Bill Fitch was playing it cool, anyway. "It was a typical exhibition game in which one team was more ready to play than the other," he said. "There was a little bit of the Sunday night Portland-Boston game (a similar 114-99 Trail Blazer blowout) in this one."
These were not the Bucks who came within one point of defeating the 76ers in a tough seven-game series last spring. Marques Johnson is still home in Los Angeles seeking a new contract. Junior Bridgeman, the smooth swingman, was nursing a knee injury sustained last Sunday evening. Quinn Buckner was playing only his second game since being hit with an Achilles tendon problem. Bob Lanier was gingerly testing his perpetually ailing knees. Among the remaining regulars, only Mickey Johnson (15 points, 8 rebounds) performed in a professional manner.
"There was nothing good out there," admitted Don Nelson. "The guys who had been carrying us (such as Brian Winters, who had 34 points on Sunday against Chicago), and who we have been leaning on, really had bad nights tonight. And it hurts if you don't have anybody to guard Bird."
Ah, yes, Larry Bird. Playing only the first half, he had 19 points and 8 rebounds and looked like, well, Larry Bird. He then watched as Kevin McHale (18 points, 10 rebounds and 8-for-11 shooting) and Rick Robey (12 points on a rather startling variety of shots from inside and out) feasted on Nellie's young frontcourt people.

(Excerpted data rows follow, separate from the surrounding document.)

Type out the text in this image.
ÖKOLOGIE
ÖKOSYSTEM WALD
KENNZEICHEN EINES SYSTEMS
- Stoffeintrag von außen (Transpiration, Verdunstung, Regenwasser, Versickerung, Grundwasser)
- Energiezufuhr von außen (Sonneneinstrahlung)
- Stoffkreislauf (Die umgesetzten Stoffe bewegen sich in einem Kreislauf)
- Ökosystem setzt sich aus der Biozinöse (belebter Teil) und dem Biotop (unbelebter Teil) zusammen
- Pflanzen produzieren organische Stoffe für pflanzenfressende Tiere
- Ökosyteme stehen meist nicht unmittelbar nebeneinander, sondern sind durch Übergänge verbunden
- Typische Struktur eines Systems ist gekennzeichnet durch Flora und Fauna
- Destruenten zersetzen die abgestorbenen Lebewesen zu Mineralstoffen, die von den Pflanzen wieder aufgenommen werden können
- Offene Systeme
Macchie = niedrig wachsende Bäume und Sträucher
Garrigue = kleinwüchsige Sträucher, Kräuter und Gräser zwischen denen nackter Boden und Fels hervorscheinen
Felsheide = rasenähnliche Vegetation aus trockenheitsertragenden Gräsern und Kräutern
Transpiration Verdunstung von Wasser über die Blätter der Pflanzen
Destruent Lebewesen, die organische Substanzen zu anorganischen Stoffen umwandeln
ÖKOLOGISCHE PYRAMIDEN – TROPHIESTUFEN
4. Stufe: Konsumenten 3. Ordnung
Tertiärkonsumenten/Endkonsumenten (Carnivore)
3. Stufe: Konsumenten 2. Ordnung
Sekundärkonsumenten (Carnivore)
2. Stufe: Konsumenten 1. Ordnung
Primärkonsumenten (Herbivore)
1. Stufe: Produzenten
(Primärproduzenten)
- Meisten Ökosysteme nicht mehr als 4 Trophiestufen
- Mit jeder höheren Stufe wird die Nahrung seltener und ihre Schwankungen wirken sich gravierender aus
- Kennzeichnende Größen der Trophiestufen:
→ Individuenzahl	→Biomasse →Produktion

Milwaukee led but once, at 21-20, but the Celtics took control at the outset of the second quarter and were never in jeopardy thereafter. It was 58-45 at the half, and the quintet of Robey, McHale, Cedric Maxwell, Tiny Archibald and rookie Charles Bradley obliterated the Bucks in the third quarter, boosting the lead to 91-65. The margin peaked at 29 (100-71) on a jumper by Jersey City native Jim Brandon, who had a hearty cheering section located behind the basket.